From a
Washington Post story about a kid who died from an abscessed tooth:
DaShawn saw a dentist a couple of years ago, but the dentist discontinued the treatments, she said, after the boy squirmed too much in the chair. Then the family went through a crisis and spent some time in an Adelphi homeless shelter. From there, three of Driver's sons went to stay with their grandparents in a two-bedroom mobile home in Clinton.
By September, several of DaShawn's teeth had become abscessed. Driver began making calls about the boy's coverage but grew frustrated. She turned to Norris, who was working with homeless families in Prince George's.
Norris and her staff also ran into barriers: They said they made more than two dozen calls before reaching an official at the Driver family's Medicaid provider and a state supervising nurse who helped them find a dentist.
On Oct. 5, DaShawn saw Arthur Fridley, who cleaned the boy's teeth, took an X-ray and referred him to an oral surgeon. But the surgeon could not see him until Nov. 21, and that would be only for a consultation. Driver said she learned that DaShawn would need six teeth extracted and made an appointment for the earliest date available: Jan. 16.
But she had to cancel after learning Jan. 8 that the children had lost their Medicaid coverage a month earlier. She suspects that the paperwork to confirm their eligibility was mailed to the shelter in Adelphi, where they no longer live.
Brad Plumer, writing at the Plank, has a
round-up of readables on the problem of Medicaid and dental coverage. States are currently
required by Congress to provide dental services to people under 21 as part of their Medicaid benefit package, but the problem is that dentists in many states
won't take Medicaid recipients because they claim the states' re-embursements are too low and the process too complicated.
My first reaction to horror stories like this is to shake my fists at those selfish dentists. But remember, this sort of thing is the real upshot of
sausage-making like this and
this from early 2006. Capping case-by-case reimbursements of health-care providers results in greater case-by-case losses for dentists who take on Medicaid patients. And that's assuming the patients actually show up and sign on the dotted line. Provisions for higher "cost-sharing" with Medicaid patients mean that cash-strapped patients are less likely to do do so on any given day, leaving their dentists in the lurch. Stricter Medicaid eligibility requirements also increase the risk of no-shows because (like the family in the
Post story) they suddenly find out they're ineligible. And then there's the uncertainty introduced by the much-vaunted "flexibility" in state Medicaid standards, which in some cases puts even federal mandated services like child dental service in limbo -- for both the patients and for their dentists.

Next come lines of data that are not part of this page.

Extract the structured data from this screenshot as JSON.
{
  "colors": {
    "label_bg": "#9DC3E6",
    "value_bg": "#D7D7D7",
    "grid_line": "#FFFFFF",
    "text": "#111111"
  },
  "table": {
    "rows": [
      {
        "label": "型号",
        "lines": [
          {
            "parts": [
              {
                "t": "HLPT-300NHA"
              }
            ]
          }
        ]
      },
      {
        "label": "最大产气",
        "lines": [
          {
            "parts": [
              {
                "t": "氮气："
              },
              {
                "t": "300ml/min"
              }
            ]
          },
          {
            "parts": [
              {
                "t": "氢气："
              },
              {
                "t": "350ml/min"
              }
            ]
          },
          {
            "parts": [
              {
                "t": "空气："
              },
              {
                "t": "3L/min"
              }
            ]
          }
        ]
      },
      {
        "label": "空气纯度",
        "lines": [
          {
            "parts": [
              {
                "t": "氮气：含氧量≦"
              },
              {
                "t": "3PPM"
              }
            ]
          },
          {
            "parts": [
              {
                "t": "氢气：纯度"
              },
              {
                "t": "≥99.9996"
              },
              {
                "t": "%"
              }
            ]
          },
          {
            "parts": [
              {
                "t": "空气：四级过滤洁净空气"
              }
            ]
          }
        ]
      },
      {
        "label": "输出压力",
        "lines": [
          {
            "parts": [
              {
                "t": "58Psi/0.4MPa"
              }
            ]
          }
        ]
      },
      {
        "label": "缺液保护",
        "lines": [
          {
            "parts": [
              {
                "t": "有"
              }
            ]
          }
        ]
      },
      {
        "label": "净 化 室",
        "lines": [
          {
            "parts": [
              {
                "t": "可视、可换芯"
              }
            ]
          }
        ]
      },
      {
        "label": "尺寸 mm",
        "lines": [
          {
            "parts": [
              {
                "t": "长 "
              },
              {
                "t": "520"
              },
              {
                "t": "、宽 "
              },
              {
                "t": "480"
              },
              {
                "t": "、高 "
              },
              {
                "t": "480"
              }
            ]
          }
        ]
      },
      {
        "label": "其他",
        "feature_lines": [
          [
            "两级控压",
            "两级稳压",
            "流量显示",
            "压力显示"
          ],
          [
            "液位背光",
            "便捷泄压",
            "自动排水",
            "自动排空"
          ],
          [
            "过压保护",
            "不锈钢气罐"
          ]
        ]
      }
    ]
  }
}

Public health insurance can only work if health care providers are willing to participate, which means that public insurees aren't too unattractive relative to private ones. This becomes less and less the case as Medicaid costs-cutting, and the chaos created from euphemizing the cost-cutting, shows up on the doctors' bottom lines. The
Georgia example Brad links to suggests (informally) that dentist participation in Medicaid is at least somewhat elastic with respect to reimbursement rates. So if you want to keep strictly public health care limited to the poor, states are going to have to pay (or else require doctors and dentists to take on some percentage of Medicaid patients by law). The status quo isn't cheap: keeping more poor kids from dying of tooth infections means bigger state payouts to the health care professionals who can stop it from happening. Even if some of them are in fact selfish jerks.